Unless otherwise agreed, the Company shall treat any information gained during the supply of the service(s) as being confidential. Likewise, the Customer shall keep confidential any methodology and/or technology used by the Company in the Supply of the service(s).
Care and Damage to Client Property
All Materials and/or Properties are used and stored by the Company solely at the Customer’s risk.
Neither the Company nor any of its employees or agents shall be liable for any loss, destruction or damage of the Materials and/or Properties other than the loss caused by their negligence however any liability for such losses shall be limited to replacement of the Materials and/ or Properties.
The Company shall not be liable in respect of any Loss of Materials and/or Properties arising out of the action of any person not employed or engaged by or associated with the Company even though such person is present during and involved with the performance of the service(s). The Customer must retain a master copy of all the Materials and/or Properties delivered to the Company.
Health and Safety
The Company and the Customer shall act in accordance with all relevant health and safety guidelines laid down by the Government of India for the COVID-19 pandemic during the term of this agreement.
The Customer acknowledges and agrees that editing an event and the production of finished works may include elements of artistic expression and interpretation. Therefore, unless otherwise agreed, the Customer accepts the Company’s decisions on creativity within the service(s) provided.
Right of Re-assignment
The Company retains the right to reassign the supply of the service(s) of the Customer to another suitable Company, should the Customer fail to comply with the terms and conditions of this Company unconditionally.
The Company reserves the right to sub-contract any Service(s) that the Company has agreed to perform for the Customer as it sees fit.
These TERMS AND CONDITIONS shall be construed under the laws of India.
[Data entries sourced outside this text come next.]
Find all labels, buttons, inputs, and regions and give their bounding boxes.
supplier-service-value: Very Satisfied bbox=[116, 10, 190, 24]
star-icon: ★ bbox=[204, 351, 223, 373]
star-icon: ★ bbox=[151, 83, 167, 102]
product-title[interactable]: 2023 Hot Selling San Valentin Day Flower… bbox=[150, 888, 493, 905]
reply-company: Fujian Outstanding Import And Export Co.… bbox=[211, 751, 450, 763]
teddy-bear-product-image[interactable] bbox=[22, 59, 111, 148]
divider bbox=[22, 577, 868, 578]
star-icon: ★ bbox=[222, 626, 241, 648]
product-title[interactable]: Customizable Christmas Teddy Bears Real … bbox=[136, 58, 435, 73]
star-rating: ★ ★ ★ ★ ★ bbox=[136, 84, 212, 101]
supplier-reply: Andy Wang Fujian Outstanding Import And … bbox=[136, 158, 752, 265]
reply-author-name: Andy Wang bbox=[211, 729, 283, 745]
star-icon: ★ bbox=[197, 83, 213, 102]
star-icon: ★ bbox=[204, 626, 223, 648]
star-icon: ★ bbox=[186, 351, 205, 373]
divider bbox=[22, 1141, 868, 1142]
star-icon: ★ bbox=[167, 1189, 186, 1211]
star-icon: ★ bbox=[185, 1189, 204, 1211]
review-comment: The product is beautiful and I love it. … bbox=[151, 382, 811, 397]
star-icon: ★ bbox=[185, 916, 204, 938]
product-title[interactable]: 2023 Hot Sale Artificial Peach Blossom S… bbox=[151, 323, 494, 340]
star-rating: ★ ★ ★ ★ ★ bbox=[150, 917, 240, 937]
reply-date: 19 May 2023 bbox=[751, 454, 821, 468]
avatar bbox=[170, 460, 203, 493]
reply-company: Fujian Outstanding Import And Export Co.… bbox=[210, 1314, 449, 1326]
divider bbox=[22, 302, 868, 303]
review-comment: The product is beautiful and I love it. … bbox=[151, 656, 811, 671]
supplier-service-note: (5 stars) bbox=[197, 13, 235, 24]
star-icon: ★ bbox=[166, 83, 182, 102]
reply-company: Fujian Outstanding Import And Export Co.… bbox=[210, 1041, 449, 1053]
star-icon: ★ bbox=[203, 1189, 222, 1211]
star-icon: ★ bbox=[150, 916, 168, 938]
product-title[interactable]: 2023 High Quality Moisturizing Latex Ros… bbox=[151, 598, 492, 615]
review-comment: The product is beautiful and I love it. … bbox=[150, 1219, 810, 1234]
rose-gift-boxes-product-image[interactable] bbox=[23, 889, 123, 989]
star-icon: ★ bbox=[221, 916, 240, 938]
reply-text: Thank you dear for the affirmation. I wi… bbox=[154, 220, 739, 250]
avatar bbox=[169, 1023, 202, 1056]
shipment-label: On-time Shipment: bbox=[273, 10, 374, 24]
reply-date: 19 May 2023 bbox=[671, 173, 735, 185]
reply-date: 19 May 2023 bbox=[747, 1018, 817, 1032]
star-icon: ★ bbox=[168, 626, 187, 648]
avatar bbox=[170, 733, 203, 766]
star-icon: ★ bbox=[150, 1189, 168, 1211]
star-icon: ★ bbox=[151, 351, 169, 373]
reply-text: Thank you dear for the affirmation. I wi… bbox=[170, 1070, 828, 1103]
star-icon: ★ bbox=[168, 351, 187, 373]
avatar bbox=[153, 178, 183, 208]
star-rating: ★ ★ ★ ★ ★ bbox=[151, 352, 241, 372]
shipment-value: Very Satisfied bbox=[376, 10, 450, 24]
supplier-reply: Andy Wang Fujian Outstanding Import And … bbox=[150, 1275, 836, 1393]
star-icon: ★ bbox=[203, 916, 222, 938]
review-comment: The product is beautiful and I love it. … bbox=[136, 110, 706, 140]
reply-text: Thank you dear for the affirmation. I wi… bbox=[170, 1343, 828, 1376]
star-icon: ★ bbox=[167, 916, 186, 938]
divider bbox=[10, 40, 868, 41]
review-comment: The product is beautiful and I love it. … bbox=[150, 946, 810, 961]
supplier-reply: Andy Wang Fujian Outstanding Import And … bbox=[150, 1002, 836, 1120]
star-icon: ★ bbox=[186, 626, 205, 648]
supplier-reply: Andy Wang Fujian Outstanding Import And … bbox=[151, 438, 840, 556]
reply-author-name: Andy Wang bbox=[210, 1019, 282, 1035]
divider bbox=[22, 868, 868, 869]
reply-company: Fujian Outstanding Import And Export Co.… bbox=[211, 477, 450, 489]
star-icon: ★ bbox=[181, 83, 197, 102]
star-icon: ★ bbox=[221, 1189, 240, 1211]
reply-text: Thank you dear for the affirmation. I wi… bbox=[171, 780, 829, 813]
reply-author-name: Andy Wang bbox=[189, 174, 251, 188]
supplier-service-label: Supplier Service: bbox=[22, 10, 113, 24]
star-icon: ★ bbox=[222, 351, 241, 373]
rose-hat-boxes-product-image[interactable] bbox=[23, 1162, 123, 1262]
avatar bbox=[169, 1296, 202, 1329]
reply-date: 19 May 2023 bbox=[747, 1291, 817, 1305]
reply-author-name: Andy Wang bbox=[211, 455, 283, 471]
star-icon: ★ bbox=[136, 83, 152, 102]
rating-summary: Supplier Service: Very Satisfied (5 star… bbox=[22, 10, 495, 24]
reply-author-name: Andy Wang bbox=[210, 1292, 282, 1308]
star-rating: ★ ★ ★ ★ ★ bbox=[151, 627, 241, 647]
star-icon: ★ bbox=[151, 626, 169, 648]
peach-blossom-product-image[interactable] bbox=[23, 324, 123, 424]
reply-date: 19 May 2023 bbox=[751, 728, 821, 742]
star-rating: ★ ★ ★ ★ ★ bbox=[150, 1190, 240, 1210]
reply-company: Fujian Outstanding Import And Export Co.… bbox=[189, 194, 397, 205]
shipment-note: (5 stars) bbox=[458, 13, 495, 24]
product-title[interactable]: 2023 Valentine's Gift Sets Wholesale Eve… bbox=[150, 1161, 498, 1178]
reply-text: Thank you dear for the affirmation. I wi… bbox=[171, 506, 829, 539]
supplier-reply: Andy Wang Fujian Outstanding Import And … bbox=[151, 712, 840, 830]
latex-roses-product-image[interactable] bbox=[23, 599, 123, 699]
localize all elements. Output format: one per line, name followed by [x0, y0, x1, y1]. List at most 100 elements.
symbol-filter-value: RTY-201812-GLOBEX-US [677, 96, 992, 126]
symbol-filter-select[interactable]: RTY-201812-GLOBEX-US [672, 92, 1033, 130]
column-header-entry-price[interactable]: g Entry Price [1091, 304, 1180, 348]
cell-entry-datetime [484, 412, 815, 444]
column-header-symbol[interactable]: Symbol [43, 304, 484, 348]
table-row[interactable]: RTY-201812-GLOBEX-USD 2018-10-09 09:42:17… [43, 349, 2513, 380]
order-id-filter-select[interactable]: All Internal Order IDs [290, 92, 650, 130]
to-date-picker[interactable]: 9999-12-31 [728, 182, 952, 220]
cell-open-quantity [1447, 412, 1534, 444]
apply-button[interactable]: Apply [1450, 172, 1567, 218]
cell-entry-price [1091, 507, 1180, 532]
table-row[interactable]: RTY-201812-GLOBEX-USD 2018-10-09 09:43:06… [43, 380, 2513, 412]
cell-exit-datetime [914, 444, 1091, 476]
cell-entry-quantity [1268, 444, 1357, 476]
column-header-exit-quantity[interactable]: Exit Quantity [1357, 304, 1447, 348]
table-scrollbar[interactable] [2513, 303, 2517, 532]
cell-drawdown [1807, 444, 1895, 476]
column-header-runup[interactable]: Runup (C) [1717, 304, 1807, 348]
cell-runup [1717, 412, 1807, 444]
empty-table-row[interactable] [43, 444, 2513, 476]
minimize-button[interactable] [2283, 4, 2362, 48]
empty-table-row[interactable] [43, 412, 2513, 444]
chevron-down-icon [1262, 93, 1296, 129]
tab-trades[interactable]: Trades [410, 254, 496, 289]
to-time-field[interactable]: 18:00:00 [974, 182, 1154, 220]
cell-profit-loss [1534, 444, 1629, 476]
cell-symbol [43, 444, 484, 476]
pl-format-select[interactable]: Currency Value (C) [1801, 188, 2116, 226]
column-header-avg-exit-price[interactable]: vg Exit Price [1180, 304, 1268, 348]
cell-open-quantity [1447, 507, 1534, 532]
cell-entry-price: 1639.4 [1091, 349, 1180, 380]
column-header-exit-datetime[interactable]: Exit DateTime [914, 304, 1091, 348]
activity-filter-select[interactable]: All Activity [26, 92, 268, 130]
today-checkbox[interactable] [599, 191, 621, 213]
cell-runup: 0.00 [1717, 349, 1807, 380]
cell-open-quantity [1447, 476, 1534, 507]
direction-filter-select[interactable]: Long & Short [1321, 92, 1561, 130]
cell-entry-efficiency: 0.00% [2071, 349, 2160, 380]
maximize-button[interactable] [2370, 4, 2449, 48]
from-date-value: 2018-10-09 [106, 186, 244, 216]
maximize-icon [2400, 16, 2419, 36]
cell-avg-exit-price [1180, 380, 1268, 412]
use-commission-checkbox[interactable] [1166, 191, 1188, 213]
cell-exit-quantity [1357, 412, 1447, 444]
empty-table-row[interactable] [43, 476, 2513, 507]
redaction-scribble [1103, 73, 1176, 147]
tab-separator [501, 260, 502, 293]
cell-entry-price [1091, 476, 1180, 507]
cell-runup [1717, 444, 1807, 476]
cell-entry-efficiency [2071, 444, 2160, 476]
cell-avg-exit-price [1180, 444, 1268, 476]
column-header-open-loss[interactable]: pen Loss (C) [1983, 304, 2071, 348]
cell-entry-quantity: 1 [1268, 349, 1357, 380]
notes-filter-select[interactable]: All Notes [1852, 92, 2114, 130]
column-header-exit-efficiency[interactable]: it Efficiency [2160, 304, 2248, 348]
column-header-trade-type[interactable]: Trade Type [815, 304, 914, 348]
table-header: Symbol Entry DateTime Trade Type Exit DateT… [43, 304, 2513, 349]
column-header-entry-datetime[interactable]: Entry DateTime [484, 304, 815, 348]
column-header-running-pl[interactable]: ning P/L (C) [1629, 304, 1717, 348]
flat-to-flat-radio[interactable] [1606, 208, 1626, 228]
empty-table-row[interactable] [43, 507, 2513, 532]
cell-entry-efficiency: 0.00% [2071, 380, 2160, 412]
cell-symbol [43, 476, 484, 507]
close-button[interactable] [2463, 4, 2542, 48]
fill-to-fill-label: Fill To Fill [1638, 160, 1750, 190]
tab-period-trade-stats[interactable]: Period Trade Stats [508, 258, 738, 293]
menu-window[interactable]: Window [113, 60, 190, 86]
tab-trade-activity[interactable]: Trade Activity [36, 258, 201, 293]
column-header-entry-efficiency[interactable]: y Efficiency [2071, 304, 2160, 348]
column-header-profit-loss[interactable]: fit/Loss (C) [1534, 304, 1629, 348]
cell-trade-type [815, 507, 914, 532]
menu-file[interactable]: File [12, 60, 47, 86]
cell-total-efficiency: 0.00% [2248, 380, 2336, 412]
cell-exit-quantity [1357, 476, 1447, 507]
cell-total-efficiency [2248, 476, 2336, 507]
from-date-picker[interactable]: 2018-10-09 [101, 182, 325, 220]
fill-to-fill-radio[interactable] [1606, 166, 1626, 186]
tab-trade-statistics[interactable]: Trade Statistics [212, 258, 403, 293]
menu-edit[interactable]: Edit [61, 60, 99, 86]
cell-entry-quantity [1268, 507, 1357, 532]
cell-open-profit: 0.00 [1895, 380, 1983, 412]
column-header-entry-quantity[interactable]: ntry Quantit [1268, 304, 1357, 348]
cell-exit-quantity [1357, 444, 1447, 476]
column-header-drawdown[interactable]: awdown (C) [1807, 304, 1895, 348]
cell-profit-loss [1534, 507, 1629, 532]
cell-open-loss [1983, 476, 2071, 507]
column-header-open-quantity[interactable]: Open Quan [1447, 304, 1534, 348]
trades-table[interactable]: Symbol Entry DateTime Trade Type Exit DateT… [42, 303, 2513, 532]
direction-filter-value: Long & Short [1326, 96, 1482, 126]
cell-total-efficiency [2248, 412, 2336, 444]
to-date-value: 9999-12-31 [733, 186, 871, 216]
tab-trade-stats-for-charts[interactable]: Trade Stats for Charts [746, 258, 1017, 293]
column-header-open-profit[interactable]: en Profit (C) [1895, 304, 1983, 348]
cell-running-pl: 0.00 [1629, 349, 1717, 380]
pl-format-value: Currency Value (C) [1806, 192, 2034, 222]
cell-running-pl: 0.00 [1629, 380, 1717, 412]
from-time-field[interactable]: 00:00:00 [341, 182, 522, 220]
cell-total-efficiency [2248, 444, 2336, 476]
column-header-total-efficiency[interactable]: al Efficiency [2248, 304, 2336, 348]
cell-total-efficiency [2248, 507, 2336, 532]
Any controversy or claim arising out of or in relation to these TERMS AND CONDITIONS or the validity, construction or performance or its breach thereof, shall be resolved by way of ARBITRATION in accordance with the rules and procedures of the Arbitration and Conciliation Act, 1996, under its jurisdiction in Pune, Maharashtra before a single Arbitrator.
The Company and the Customer agree hereto that they shall abide by and perform any award rendered in any arbitration conducted pursuant hereto, that any court having jurisdiction thereof may issue a judgement based upon such award and that the prevailing party on such arbitration and/or confirmation proceeding shall also be entitled to recover its reasonable lawyer’s fee and expenses. The arbitration award shall be final and binding.
Should the Company choose not to enforce any or all of these conditions it should not be interpreted as a waiver of any of the Company’s rights. By providing the Company with an Order, the Customer accepts these terms and conditions by default.